The illustrations he chooses are telling. Most of the songs he is going to sing, he warns the audience, are not familiar (today’s audience would know them all, having heard them in various concerts, cabaret and theatrical performances). They include many that were cut (“Love Is in the Air,” “Can That Boy Foxtrot,” “The Echo Song”); ones that explain a specific aspect of lyric writing (“A Parade in Town,” “So Many People,” “I Remember”); and some that were altered, including three songs he wrote for the end of Company. He concludes the program with these, making the point that songs in dramatic context often must evolve. The first song, “Marry Me A Little,” was “too knowing, and the audience might not have gotten the lie the character is telling himself.” The second, “Multitude of Amys,” was based on a character change that was then reversed. (Amy is the nervous bride in the first act, and the thought was that she wouldn’t end up marrying Paul but might end up with Bobby). The third, “Happily Ever After,” was considered “too angry.” He ends it there, choosing not to sing “Being Alive,” the fourth and final version, which by then was starting to become well known and today is one of the staples of his catalog.

Many tidbits get tossed off. He is hilarious describing how Harold Prince demanded a laundry list of things he wanted included in a title song for Company, before jetting off to some vacation spot and leaving Sondheim home to figure it out. In discussing how important the right choice of words is, he praises DuBose Heyward’s first line of “Summertime”: “I would have written, ‘Summertime when the livin’ is easy,’ which is dull. ‘Summertime and the livin’ is easy’ is brilliant,” the better choice to show the right vocabulary for the character.

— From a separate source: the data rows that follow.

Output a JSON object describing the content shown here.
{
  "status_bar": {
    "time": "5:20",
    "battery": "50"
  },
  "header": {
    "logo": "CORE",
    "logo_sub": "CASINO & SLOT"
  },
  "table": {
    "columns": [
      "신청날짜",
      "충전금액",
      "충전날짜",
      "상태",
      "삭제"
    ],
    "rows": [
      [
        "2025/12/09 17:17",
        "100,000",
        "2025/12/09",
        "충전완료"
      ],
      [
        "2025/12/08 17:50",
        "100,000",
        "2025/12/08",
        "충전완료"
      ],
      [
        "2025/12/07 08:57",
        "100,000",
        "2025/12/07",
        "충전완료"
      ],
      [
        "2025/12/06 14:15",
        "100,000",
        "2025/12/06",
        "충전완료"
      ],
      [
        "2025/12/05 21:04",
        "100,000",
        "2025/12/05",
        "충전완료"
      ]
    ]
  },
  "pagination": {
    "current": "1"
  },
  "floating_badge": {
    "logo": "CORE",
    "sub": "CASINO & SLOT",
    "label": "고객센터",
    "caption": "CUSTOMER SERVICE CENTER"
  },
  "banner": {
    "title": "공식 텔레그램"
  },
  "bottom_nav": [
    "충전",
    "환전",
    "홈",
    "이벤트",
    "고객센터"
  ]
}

He is as quick to find fault in some of his early work—West Side Story takes a special drubbing with examples like “Everything free in America / For a small fee in America,” where the words simply cannot be understood when set to the music—as he is to find fault in other lyricists. Lorenz Hart isn’t one of his favorites, and he mentions the lyric in “I Could Write a Book” when the character sings “to make two lovers of friends,” where it is impossible to separate the two “f’s” to make sense of the line when sung.

He cites influences and what he learned from each. Oscar Hammerstein II taught him that content counts, and to write what you feel. From Burt Shevelove (co-author of A Funny Thing Happened on the Way to the Forum) he learned clarity of thought and clarity of language.  Arthur Laurents brought him playwriting principles and, most importantly, the art of subtext.

He talks about the technical aspects of lyric writing: rhymes, inner rhymes, identities, singability, connecting to the music, etc. There are words of wisdom: rhyming for rhyming’s sake is never a good idea (he cites the one rhyming dictionary that he favors) and the book writer is vital. The book is far more than the dialogue, he explains. He talks about the sheer beauty of music and how important this is for a lyricist to remember.

Most everything he said in his 92Y talk has been said by him again since, in different forums and refined by the expansion and depth of his work. What is extraordinary about this recording is how it captures his youthful attitude, a sense that there are people actually interested in what he has to say, and a modest confidence that his work is finally getting the recognition that he hoped, one day, it might get. In his introduction, Lehman Engel says that Sondheim has “a full grounding in the culture of the past, an awareness of the present, and a feeling of responsibility for the future.” That was then. The same could be said today.